Lo ha spiegato in modo perentorio Beppe Giulietti, Presidente dall’Associazione Nazionale della Stampa Italiana: “Adesso la questione non è più cosa accade nelle aule di giustizia, ma nelle aule della politica. Sarò in Cassazione a rappresentare la comunità dei giornalisti che si sono schierati al fianco della famiglia Rocchelli e un minuto dopo chiederemo un incontro al ministero degli Esteri, al presidente del Comitato per le minacce ai cronisti della commissione Antimafia e consegneremo loro la sentenza chiedendo di fare almeno un centesimo di quel che hanno fatto le autorità ucraine, che sono pesantemente intervenute per il loro concittadino. Chiederemo alle istituzioni italiane di reclamare risposte sull’assassinio di due persone. Non voglio credere che siccome l’Ucraina è un Paese amico su questa vicenda debba calare il silenzio”. Adesso è il tempo della politica.
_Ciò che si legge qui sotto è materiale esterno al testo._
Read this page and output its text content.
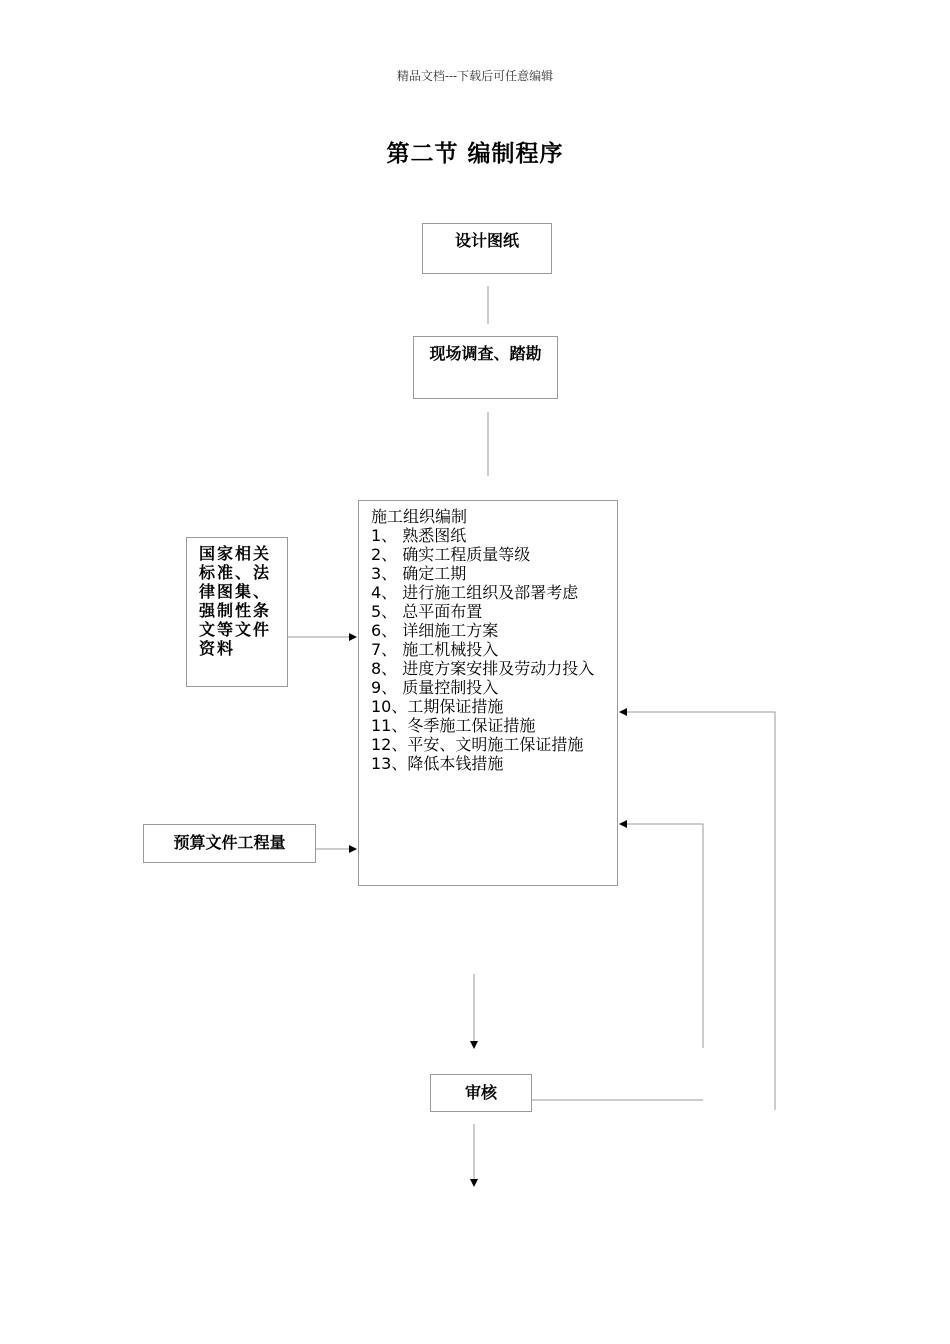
精品文档---下载后可任意编辑
第二节 编制程序
设计图纸
现场调查、踏勘
国家相关标准、法律图集、强制性条文等文件资料
预算文件工程量
施工组织编制
1、 熟悉图纸
2、 确实工程质量等级
3、 确定工期
4、 进行施工组织及部署考虑
5、 总平面布置
6、 详细施工方案
7、 施工机械投入
8、 进度方案安排及劳动力投入
9、 质量控制投入
10、工期保证措施
11、冬季施工保证措施
12、平安、文明施工保证措施
13、降低本钱措施
审核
Secondo Rino Rocchelli “vogliamo che la vicenda sia nota in Europa e anche in Ucraina. Nel 2022 in Francia verrà istituito un processo penale per il ferimento di William Roguelon (insieme a Andy e Andreij il giorno dell’attacco, ndr) presso la sezione del tribunale di Parigi dedicata ai crimini di guerra, e noi vogliamo costituirci parte civile anche lì”. Ancora più esplicita Elisa Signori: “in questa vicenda abbiamo registrato la totale assenza dello Stato italiano. Adesso, di fronte a un omicidio che non è un fatto privato ma una tendenza sistematica a silenziare i giornalisti nelle zone di guerra, vogliamo chiedere all’Italia e all’Europa se esiste una volontà politica di proteggere l’incolumità dei giornalisti.”

Per chi potesse avere inteso che il 9 Dicembre fosse una conclusione, lo chiariamo esplicitamente: il 9 Dicembre è un inizio. Comincia la fase più propriamente politica della vicenda. I fatti sono stati accertati. Nella nostra cara vecchia Europa è stato consumato e poi provato oltre ogni ragionevole dubbio un crimine di guerra odioso, che sottintende la pericolosa tendenza, quando si combattono guerre sporche e non convenzionali, a calpestare diritti umani che ormai davamo per acquisiti – anche in guerra – e a minacciare il nostro diritto di cittadini ad essere informati sui fatti, che poi è l’unico modo per provare a migliorare le cose. L’Europa è consapevole di tutto questo? E cosa può fare perchè chi ha violato le regole si assuma le proprie responsabilità? E cosa può fare di diverso in futuro? Che ruolo può giocare l’Italia in questa partita, forte del fatto che a farne le spese è stato un proprio cittadino? Queste sono le domande che, ora che non c’è più un processo con cui era giusto non interferire, porremo con sempre più forza in tutte le sedi possibili. Conosciamo i fatti, la verità, ma ora è tempo di trarne le conseguenze: la giustizia. Fare giustizia è l’unico modo per creare un futuro più giusto, in cui gli orrori del passato non si debbano ripetere ancora uguali.